The process of designing a diamond engagement ring is different for each client, but two aspects are always the same: One, someone will start sweating profusely when it comes to calculating the price; and two, at some point during a diamond viewing I would have to explain the four C’s.
For those of you who have never visited the impressive world of diamond shopping, the four C’s are the contributing factors for pricing a diamond: Cut, Clarity, Colour and Carat Weight.
Since writing is what I’m learning and engagement rings is what I know, I thought I’d give you a little rundown of what I’ve discovered about copy writing based on the four sparkly C’s… Here goes:
In diamond terms “cut” would refer to not only the shape of a stone, but also the symmetry and accuracy of its angles. If a diamond is not cut correctly, it reflects light wrong and loses a lot of its potential lustre. Often a lot of the rough gem has to be sacrificed to attain these perfect proportions.

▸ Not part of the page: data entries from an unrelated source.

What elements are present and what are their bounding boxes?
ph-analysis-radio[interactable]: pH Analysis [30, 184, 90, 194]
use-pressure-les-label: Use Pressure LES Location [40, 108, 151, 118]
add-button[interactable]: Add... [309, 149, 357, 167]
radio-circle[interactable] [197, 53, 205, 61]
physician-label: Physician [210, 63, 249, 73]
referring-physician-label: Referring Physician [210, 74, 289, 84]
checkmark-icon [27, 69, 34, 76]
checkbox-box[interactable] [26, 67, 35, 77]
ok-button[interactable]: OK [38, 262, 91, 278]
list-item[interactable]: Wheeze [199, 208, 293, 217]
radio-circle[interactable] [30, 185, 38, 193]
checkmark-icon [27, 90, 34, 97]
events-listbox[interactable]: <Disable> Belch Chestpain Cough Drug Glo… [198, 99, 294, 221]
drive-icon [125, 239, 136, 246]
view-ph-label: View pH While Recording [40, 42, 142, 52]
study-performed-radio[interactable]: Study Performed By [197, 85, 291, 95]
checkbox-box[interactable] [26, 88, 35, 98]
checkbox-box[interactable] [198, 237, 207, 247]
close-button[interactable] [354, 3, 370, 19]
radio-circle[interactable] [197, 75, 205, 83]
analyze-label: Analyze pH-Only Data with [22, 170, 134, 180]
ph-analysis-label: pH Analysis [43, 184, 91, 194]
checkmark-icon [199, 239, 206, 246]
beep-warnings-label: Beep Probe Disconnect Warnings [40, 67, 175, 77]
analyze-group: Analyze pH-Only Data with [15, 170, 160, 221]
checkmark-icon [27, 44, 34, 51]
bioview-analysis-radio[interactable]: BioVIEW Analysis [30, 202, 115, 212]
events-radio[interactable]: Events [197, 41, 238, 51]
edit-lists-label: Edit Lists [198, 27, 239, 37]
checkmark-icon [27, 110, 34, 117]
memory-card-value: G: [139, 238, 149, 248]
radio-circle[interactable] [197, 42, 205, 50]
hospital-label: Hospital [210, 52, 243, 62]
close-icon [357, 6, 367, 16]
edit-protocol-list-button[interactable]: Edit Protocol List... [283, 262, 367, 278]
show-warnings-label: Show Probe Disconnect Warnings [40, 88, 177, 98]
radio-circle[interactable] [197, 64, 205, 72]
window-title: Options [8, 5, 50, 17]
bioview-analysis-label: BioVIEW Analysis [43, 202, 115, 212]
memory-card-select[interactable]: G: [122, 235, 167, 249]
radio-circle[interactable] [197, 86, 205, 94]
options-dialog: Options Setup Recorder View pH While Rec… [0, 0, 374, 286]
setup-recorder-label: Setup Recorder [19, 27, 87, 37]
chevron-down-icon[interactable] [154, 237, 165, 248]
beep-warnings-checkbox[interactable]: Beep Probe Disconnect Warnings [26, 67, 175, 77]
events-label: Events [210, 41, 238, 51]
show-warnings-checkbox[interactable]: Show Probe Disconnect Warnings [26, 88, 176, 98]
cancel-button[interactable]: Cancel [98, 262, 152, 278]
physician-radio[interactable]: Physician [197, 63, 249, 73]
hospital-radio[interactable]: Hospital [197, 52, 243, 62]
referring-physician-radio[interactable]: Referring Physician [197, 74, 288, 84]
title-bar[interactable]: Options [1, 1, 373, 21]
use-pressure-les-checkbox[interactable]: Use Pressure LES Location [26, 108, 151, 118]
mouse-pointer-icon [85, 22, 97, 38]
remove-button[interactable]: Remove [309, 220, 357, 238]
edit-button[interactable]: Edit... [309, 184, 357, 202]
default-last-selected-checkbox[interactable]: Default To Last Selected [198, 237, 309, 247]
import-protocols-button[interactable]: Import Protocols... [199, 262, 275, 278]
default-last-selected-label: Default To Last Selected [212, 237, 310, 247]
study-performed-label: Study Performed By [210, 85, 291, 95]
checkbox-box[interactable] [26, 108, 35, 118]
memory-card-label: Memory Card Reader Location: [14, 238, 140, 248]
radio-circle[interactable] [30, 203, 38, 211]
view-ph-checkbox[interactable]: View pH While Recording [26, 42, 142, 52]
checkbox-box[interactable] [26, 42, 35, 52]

Similarly in writing a ruthless trim is sometimes the best thing for an article. At times I’m particularly proud of a paragraph, comment or sentence that just won’t fit into the piece I’m writing. William Faulkner said, “In writing, you must kill all your darlings.” I’ve learnt it’s best to get rid of awkward content before it gets pointed out to you.
Inclusions, murkiness or any form of crack depreciates a diamond quite significantly. Just as with diamonds, clarity in writing adds value and improves quality
I’ve had to come to terms with the fact that I’m a waffeler. When reading over my work, my most common adjustments are rewriting long waffely sentences into clear, concise ones. Keeping writing to-the-point is especially important for online copy as internet readers soon lose interest in content that isn’t clear.
Diamonds are generally more valuable the whiter they are. However, the truly unique and memorable sparklies are the fancy coloured ones. These colourful beauties are rare finds and often fetch the highest price.
Jean Tang made a surprisingly obvious point in a TED talk entitled Declaring War on Bland. In the talk she highlights that copy is in fact meant to be read by humans.
When reading web content, especially the technical aspects of a business, it is often difficult to relate to the tone. Businesses tend to talk extensively about their products and services using impressive industry jargon. Often they neglect to convey a true sense of what motivates them or why they are different from all the other service providers in their field.
What’s wrong with adding a bit of colour to your words?
Personally I am much more inclined to read relatable web content written in a personable tone. I try to keep this in mind when writing my articles.
A round, one-carat diamond is equal to 0.2 grams and measures about 6.5mm in diameter. Yet, a one-carat diamond is considered a very large and impressive stone.
Like diamonds, copy is short, impressive and valuable. Internet browsers rarely read more than a few lines in one go, so there is no point in writing articles of more than 400 to 500 words. Yet, these articles have to be jam packed with valuable information to grab the reader’s attention.
Since my little comparison has already exceeded the recommended word-limit. I’ll end it right here to continue my quest for sparkly writing.